High levels of arsenic and other toxins have been detected in fire-affected Western Australian towns after a timber treatment plan went up in flames on Saturday.
Residents of Hester and Bridgetown, almost three hours’ drive south of Perth, were called to a community meeting this afternoon and advised they could not return to their homes.
“Well I’m concerned, my wife and I, we’re both 74 years old,” resident Jim Anderson said.
“Arsenic lands out of a cloud, it might be 10 times stronger there than it is there.”
More than 600 tonnes of treated timber burned, causing copper chrome arsenate, a timber preservative, to spew from the facility.
Up to 28 homes were contaminated.
Residents have been offered masks and cleaning equipment while professional hazardous material workers are removing toxic piles of ash and dust.
Danny Moscon from DFES said emergency workers were operating as quickly as possible to reduce risks in the area.
“They use a product pretty much like Bondcrete, so that’ll fix it and stabilize the product,” he said.
“They put a color in it for the ash and if there’s any asbestos on site they’ll put a different color in that.”
One Australian university report titled Treated Timber, Ticking Timebomb said copper chrome arsenate, even at low levels was poisonous to humans.
It suggested if burnt the ash must be removed or buried, due to the smoke containing “high levels of arsine gas and dioxins.”
Professor Yuben Moodley from the University of Western Australia’s Institute for Respiratory Health said inhalation of the chemicals posed a significant risk.
“Continuous exposure can cause cancer down the track, yes they are carcinogens,” he said.

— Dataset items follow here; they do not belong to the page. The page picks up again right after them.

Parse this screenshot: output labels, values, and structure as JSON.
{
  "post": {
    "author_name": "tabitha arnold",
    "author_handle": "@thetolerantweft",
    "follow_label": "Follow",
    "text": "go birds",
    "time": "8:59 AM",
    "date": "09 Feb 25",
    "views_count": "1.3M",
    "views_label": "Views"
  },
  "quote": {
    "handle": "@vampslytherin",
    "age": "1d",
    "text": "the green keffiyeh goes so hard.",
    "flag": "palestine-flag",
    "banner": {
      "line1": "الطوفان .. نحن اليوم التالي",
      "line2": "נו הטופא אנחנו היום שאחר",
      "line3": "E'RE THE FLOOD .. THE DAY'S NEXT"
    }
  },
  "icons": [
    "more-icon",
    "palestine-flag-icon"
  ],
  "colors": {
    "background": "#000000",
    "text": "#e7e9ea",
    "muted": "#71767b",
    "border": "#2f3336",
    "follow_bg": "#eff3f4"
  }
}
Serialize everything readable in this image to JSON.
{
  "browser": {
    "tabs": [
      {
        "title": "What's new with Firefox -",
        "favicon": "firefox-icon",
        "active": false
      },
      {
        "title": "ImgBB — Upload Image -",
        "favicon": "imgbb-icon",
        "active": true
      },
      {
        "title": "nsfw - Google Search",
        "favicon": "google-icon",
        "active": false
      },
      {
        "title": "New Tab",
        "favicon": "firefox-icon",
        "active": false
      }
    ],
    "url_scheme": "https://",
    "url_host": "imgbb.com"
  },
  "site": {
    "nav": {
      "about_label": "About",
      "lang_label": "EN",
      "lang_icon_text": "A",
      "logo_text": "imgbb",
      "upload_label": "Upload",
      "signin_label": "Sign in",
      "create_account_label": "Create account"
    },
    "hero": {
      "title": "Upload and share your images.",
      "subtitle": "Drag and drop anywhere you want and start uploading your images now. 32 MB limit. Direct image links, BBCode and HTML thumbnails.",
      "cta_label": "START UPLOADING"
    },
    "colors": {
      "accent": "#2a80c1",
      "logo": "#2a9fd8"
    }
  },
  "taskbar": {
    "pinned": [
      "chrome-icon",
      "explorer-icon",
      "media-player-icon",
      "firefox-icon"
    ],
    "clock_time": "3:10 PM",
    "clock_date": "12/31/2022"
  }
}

“I think it’s a danger all round, children are obviously more vulnerable.”
Inside ‘hellish’ battle to contain WA bushfires
Government agencies at today’s community meeting advised cleaning and washing homes to reduce the risks of contamination.
All water tanks must be drained safely and fruit from trees discarded.
Many residents are calling for the timber plant to be permanently abolished.
Resident Rebecca Stucken said she has considered moving from the town.
“What’s going to happen when it’s a really windy day and it kind of gets all blown around again is probably my biggest concern,” she said.
“I don’t want to move but I don’t know.”